On average, individuals treated with Regen-CoV who experienced a symptomatic infection resolved their symptoms in 1 week, compared to 3 weeks with placebo. Infected individuals also cleared the virus faster with Regen-CoV.
Adverse events (AEs) occurred in 20% (n=265 out of 1,311) of Regen-CoV participants and 29% (n=379 out of 1,306) of placebo participants, and serious AEs occurred in 1% (n=10) of Regen-CoV and 1% (n=15) of placebo participants. There were 0 Regen-CoV and 4 placebo participants who were either hospitalized or visited the emergency room because of COVID-19 during the 29-day efficacy assessment period. Injection site reactions, all of which were grades 1-2, occurred in 4% (n=55) of Regen-CoV and 2% (n=19) of placebo participants. No individuals from either group withdrew from the trial due to AEs, and none of the deaths in the trial (2 Regen-CoV, 2 placebo) were attributed to COVID-19 or study drug.

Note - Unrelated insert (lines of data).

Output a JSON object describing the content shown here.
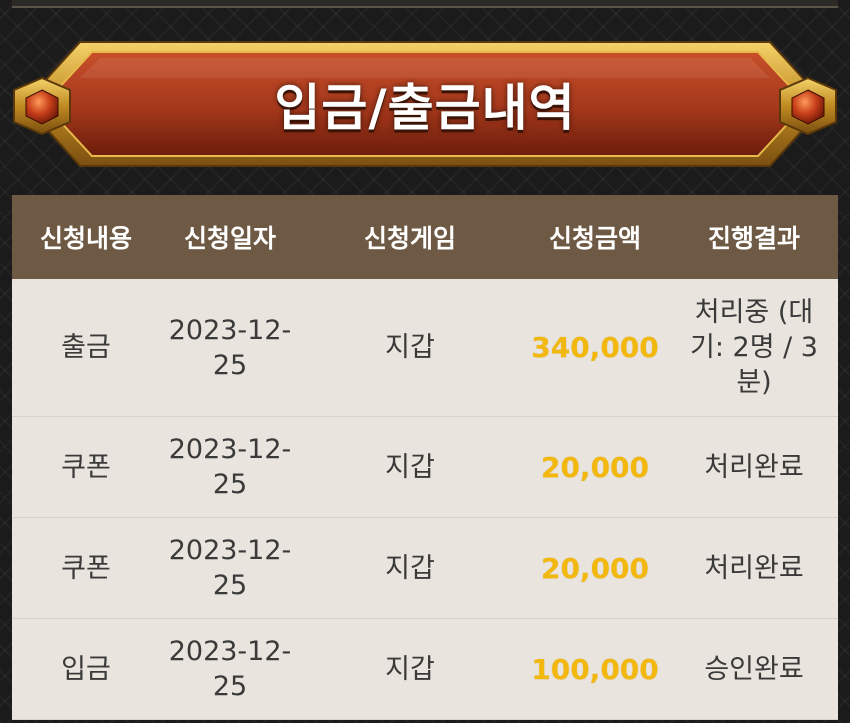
{
  "banner": {
    "title": "입금/출금내역"
  },
  "table": {
    "headers": [
      "신청내용",
      "신청일자",
      "신청게임",
      "신청금액",
      "진행결과"
    ],
    "rows": [
      {
        "type": "출금",
        "date": "2023-12-25",
        "game": "지갑",
        "amount": "340,000",
        "status": "처리중 (대기: 2명 / 3분)"
      },
      {
        "type": "쿠폰",
        "date": "2023-12-25",
        "game": "지갑",
        "amount": "20,000",
        "status": "처리완료"
      },
      {
        "type": "쿠폰",
        "date": "2023-12-25",
        "game": "지갑",
        "amount": "20,000",
        "status": "처리완료"
      },
      {
        "type": "입금",
        "date": "2023-12-25",
        "game": "지갑",
        "amount": "100,000",
        "status": "승인완료"
      }
    ]
  },
  "colors": {
    "header_bg": "#6e5a44",
    "row_bg": "#e9e4dd",
    "amount": "#f3b80d",
    "banner_red": "#a4371b",
    "banner_gold": "#c99a2e"
  }
}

“With more than 60,000 Americans continuing to be diagnosed with COVID-19 every day, the Regen-CoV antibody cocktail may help provide immediate protection to unvaccinated people who are exposed to the virus, and we are also working to understand its potential to provide ongoing protection for immunocompromised patients who may not respond well to vaccines,” said George D. Yancopoulos, MD, PhD, President and Chief Scientific Officer at Regeneron. “We thank the individuals, investigators and our collaborators involved in the trial, and look forward to rapidly discussing these results with regulatory authorities.”